Some art is recently described as Zombie Formalism. I first read about Zombie Formalism from this article, which is both about flipping art and about certain types of art that is lazily produced and then somehow becomes in high demand and sells for hundreds of thousands of dollars. (And need I mention these often flipped artists are nearly always men? 99% of the time.)
Two notable examples of Zombie Formalism would be the electroplated silver monochromes of Jacob Kassay (b. 1984) and the “Rain Paintings” of Lucien Smith (b. 1989), both recent favorites of the art flippers. (Kassay’s auction record is $317,000, reached last fall at Phillips New York, and the high price for a “Rain Painting” is $372,000, set just two months ago at Sotheby’s London, according to the Artnet price database.)

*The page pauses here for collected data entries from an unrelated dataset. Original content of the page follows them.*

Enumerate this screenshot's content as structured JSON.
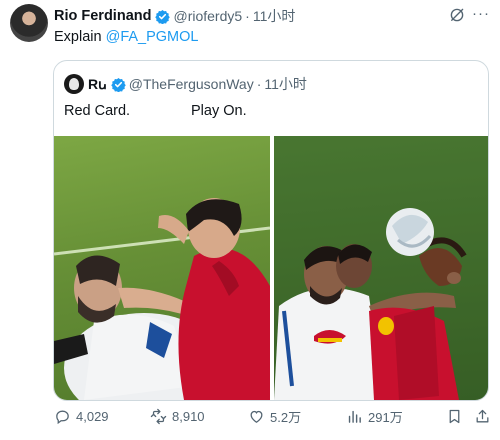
{
  "tweet": {
    "author_name": "Rio Ferdinand",
    "author_handle": "@rioferdy5",
    "separator": "·",
    "time": "11小时",
    "text_prefix": "Explain ",
    "mention": "@FA_PGMOL"
  },
  "quote": {
    "author_name": "Rꭎ",
    "author_handle": "@TheFergusonWay",
    "separator": "·",
    "time": "11小时",
    "text_left": "Red Card.",
    "text_right": "Play On."
  },
  "actions": {
    "replies": "4,029",
    "retweets": "8,910",
    "likes": "5.2万",
    "views": "291万"
  },
  "colors": {
    "verified": "#1d9bf0",
    "link": "#1d9bf0",
    "muted": "#536471"
  }
}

With their simple and direct manufacture, these artworks are elegant and elemental, and can be said to say something basic about what painting is—about its ontology, if you think of abstraction as a philosophical venture. Like a figure of speech or, perhaps, like a joke, this kind of painting is easy to understand, yet suggestive of multiple meanings. (Kassay’s paintings, for example, are ostensibly made with silver, a valuable metal that invokes a separate, non-artistic system of value, not unlike medieval religious icons, which were priced by both their devotional subjects and by the amount of gold they contained.) Finally, these pictures all have certain qualities—a chic strangeness, a mysterious drama, a meditative calm—that function well in the realm of high-end, hyper-contemporary interior design.
Another important element of Zombie Formalism is what I like to think of as a simulacrum of originality. Looking back at art history, aesthetic importance is measured by novelty, by the artist doing something that had never been done before. In our Postmodernist age, “real” originality can be found only in the past, so we have today only its echo. Still, the idea of the unique remains a premiere virtue. Thus, Zombie Formalism gives us a series of artificial milestones, such as the first-ever painting made with the electroplating process (Kassay), and the first-ever painting done using paint applied in a fire extinguisher (Smith).
Personally I love Jackson Pollock’s paintings, but the “rain” paintings do nothing for me and I see nothing in them but paint splatters. But that’s OK. I would buy it if it was less expensive and I liked it!
I used to think that good art had to stand for or be about some idea, and I still think that is true, but there are lovely paintings that don’t seem to mean anything. Like, at the moment, I’m very partial to brightly colored abstracts that may very well mean nothing. But I don’t need to see paint applied with a fire extinguisher. Or a Q-tip. Or a dog’s paws. I think what bothers me the most about zombie formalism and other “empty” art is that people are making so much money from it and it’s so bad. There is so much bad art in the world, and some of it is hugely sought after by people with lots of money.
I hope people will discover Fine Art South and leave their collecting woes behind. Let it be fun! Buy some art you actually like!